The company has 187 stores in 34 states, including Maryland. Trading in its shares was suspended on the Nasdaq stock market, where it last traded at 33 cents a share.
Cirrus Logic lays off 120, or about 9% of work force
Cirrus Logic Inc., which makes semiconductors for consumer-electronics products, says it has laid off 120 workers, about 9 percent of its work force, and will cut the use of outside contractors.
Cirrus said it expected the layoffs would cut costs $10 million to $12 million annually. The company said it would take a charge of $1.5 million to $2 million.

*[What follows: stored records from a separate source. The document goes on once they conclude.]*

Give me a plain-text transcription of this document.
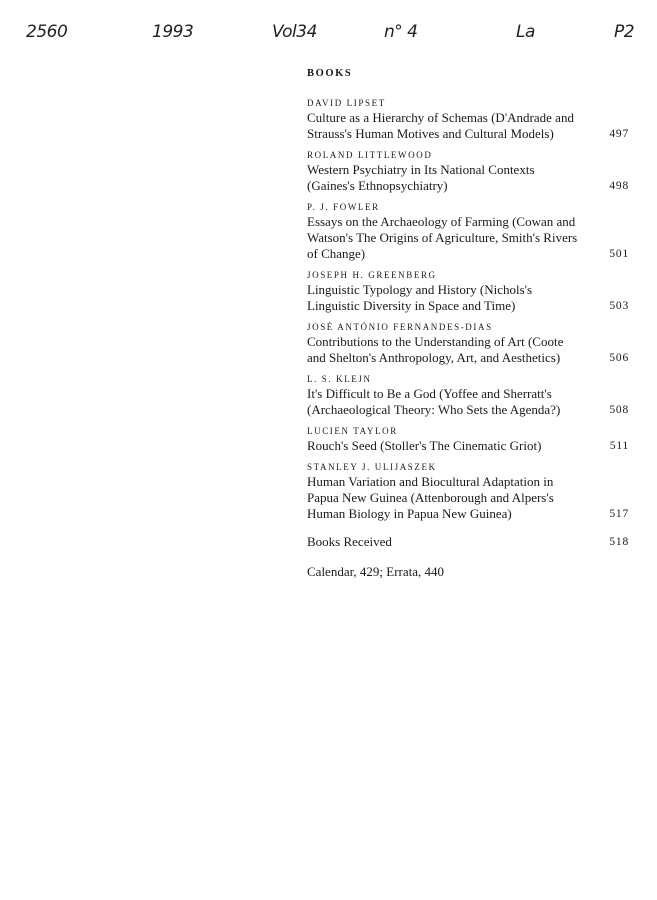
2560	1993	Vol34	n° 4	La	P2
BOOKS
DAVID LIPSET
Culture as a Hierarchy of Schemas (D'Andrade and Strauss's Human Motives and Cultural Models)	497
ROLAND LITTLEWOOD
Western Psychiatry in Its National Contexts (Gaines's Ethnopsychiatry)	498
P. J. FOWLER
Essays on the Archaeology of Farming (Cowan and Watson's The Origins of Agriculture, Smith's Rivers of Change)	501
JOSEPH H. GREENBERG
Linguistic Typology and History (Nichols's Linguistic Diversity in Space and Time)	503
JOSÉ ANTÓNIO FERNANDES-DIAS
Contributions to the Understanding of Art (Coote and Shelton's Anthropology, Art, and Aesthetics)	506
L. S. KLEJN
It's Difficult to Be a God (Yoffee and Sherratt's (Archaeological Theory: Who Sets the Agenda?)	508
LUCIEN TAYLOR
Rouch's Seed (Stoller's The Cinematic Griot)	511
STANLEY J. ULIJASZEK
Human Variation and Biocultural Adaptation in Papua New Guinea (Attenborough and Alpers's Human Biology in Papua New Guinea)	517
Books Received	518
Calendar, 429; Errata, 440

San Jose newspaper, USA Today set layoffs
Two major newspapers are making staff reductions, the latest to hit the industry as a sudden decline in advertising revenues and higher newsprint prices squeeze profits.
The San Jose Mercury News announced to its staff Monday that it would cut 120 jobs, or 8 percent of its work force of 1,560, through voluntary buyouts and early retirement.
USA Today laid off six newsroom employees and seven people from its online division yesterday. The newsroom layoffs were the first for the paper since it was founded in 1982. It has eliminated 100 jobs, or 5 percent of its staff, since the beginning of the year.
This column was compiled from reports by Sun staff writers, the Associated Press, Bloomberg News and Reuters.